Actually, he should have got the woman to read the paper to him in the
daytime. That also would have disturbed her sleep: two birds with one
stone. Too bad he had fallen asleep first. He had tried, but instead he
had made a mess of things.
And tonight again he would curse that unbearable insomnia. He tried
counting backwards from a hundred in rhythm with his breathing.
Painstakingly he traced the road he was accustomed to walk from his
boardinghouse to the school. He tried enumerating the names of all the
insects he knew, grouping them by family and order. He was in far
worse straits when he realized that all these devices had no effect at all.

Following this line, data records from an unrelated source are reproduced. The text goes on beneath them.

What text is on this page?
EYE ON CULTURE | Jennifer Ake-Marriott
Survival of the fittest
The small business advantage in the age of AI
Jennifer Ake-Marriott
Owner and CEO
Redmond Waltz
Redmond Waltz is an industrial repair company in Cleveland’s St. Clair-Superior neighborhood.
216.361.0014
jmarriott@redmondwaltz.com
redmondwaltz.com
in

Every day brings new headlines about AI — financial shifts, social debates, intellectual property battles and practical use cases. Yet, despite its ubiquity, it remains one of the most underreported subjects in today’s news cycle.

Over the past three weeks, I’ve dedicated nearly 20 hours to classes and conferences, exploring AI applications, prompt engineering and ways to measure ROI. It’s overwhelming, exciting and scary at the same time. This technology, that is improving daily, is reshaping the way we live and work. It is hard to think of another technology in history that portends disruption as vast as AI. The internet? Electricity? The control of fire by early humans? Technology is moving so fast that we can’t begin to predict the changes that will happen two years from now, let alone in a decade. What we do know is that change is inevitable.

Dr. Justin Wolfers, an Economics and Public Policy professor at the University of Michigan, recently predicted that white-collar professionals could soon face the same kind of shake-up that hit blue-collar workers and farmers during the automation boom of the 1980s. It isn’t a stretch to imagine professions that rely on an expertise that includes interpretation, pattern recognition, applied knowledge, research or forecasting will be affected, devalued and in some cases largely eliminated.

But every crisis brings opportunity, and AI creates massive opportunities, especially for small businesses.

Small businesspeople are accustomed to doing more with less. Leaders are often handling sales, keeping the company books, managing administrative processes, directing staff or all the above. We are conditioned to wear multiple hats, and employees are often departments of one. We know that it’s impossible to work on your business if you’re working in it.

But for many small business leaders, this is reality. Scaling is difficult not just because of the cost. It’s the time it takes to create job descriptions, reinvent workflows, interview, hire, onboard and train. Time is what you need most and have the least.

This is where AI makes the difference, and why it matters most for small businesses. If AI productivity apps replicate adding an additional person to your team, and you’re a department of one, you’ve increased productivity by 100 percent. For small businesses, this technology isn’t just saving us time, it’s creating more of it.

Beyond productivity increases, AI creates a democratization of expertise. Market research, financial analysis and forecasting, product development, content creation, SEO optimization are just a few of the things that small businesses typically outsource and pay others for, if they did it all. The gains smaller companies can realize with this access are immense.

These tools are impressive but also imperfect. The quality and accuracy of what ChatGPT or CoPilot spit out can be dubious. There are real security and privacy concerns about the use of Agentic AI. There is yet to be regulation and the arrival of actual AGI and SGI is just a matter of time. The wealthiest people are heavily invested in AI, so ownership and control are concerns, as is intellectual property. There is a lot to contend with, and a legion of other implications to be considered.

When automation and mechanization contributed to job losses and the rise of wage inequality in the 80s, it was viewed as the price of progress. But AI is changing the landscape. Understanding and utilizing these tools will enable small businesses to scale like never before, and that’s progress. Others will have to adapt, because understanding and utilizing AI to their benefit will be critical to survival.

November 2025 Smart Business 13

He could hear the sound of the wind sweeping over the edge of the
hole… the lisp of the shovel cutting into the bed of wet sand… the
distant barking of dogs… the faraway hum of voices, trembling like the
flame of a candle. The ceaselessly pouring sand was like a file on the
tips of his nerves. And yet, he must have the patience to endure it.
Well, somehow he would stand it. No sooner had the cooling blue light
slipped down from the edge of the hole than everything was reversed,
and he engaged in combat with sleep that sucked at him as a sponge
sucks water. As long as this vicious circle was not broken somewhere,
not only his watch but time itself would be immobilized, he feared, by
the grains of sand.
The newspaper was the same as usual. He wondered if there had been
a gap of a week, for there was almost nothing new to be found. If this
was a window on the world outside, the glass was frosted.